Thankfully, with big data and various logs to trace customer behavior, robust recommendation engines can be built. Add the power of readily available analytics on demand, and you have the chance to cross-sell and up-sell products or services that could augment their main purchase.
Big data is not really about the size, but about regularly bringing new information to prediction and modelling processes. Predictive analytics can now cover gaps where data cannot be sourced, and recommendations can still be made with high chances of conversion. Amazon Prime or even Apple Music use recommendations engines to show new and curated music related to what the user has been watching or listening. You can harness its power in your enterprise as well.
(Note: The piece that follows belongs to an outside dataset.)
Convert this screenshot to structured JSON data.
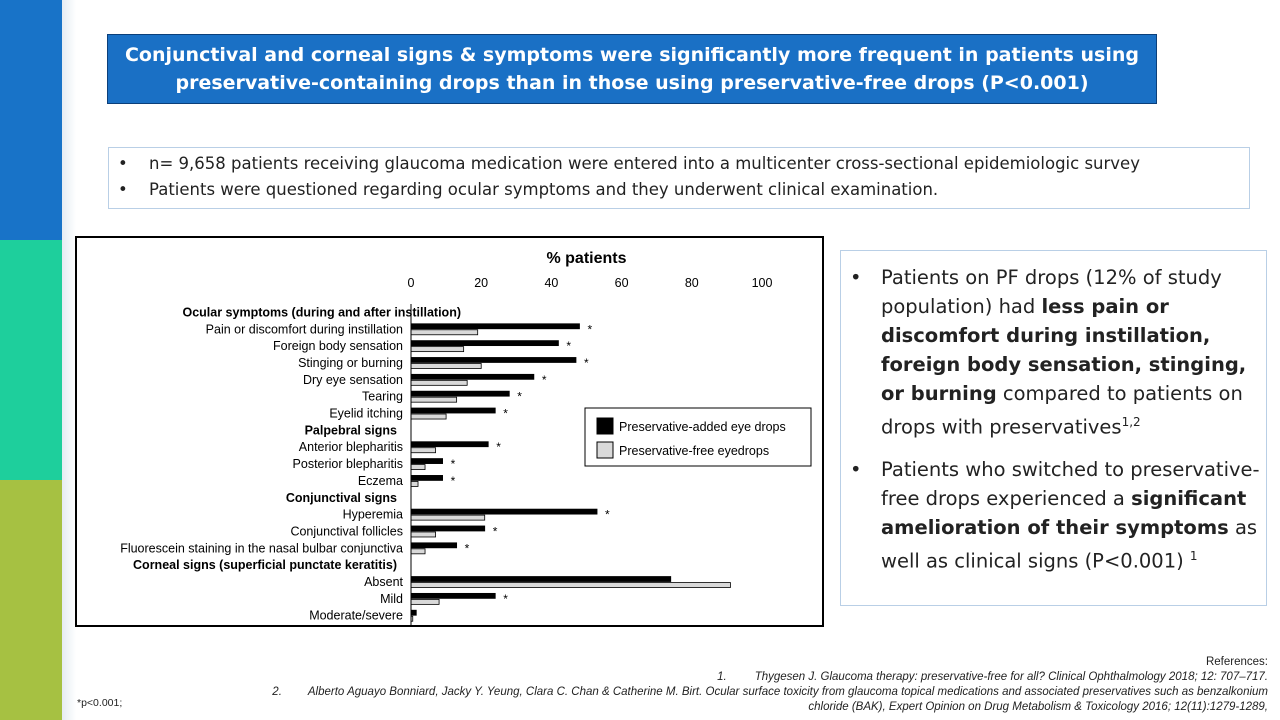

Business Intelligence Imperatives
Combining operational level execution with high-level thinking that usually goes on in the corner offices of your enterprise is where big data and predictive analytics come into their own. Regular reports on actual business performance, changing customer sentiments towards your brand, and competitor or market fluctuations through social and news listening can now be tied to business intelligence imperatives as well.
If strategic level incorporation of analytics is not something you might consider, take the advantage of onboarding on-demand web analytics on ad-hoc basis. Let’s take an example of 58.com, a Yelp-like portal in China. Its executive, Fei Long, at the Predictive Analytics Summit, shared how the portal is using predictive analytics to harness real-time bidding and improve their site’s click-through-rate.
We are already riding this huge wave of robust analytics that are having benefits not just stipulated to sales growth. The beauty of the technology is how it can be universally applied. The market for predictive analytics is expected to reach $12.41 billion by 2022, from $4.56 billion today. This growth rate of 22.1% speaks volumes of how people are seeing its benefits now.
More importantly, however, is the question: Are you awaiting more proof of its potential? With the world awash in data and marketers scrambling to know how to make sense of it, go beyond just making sense to the level where results will persuade you on what’s coming, so you could define your targets for the next fiscal.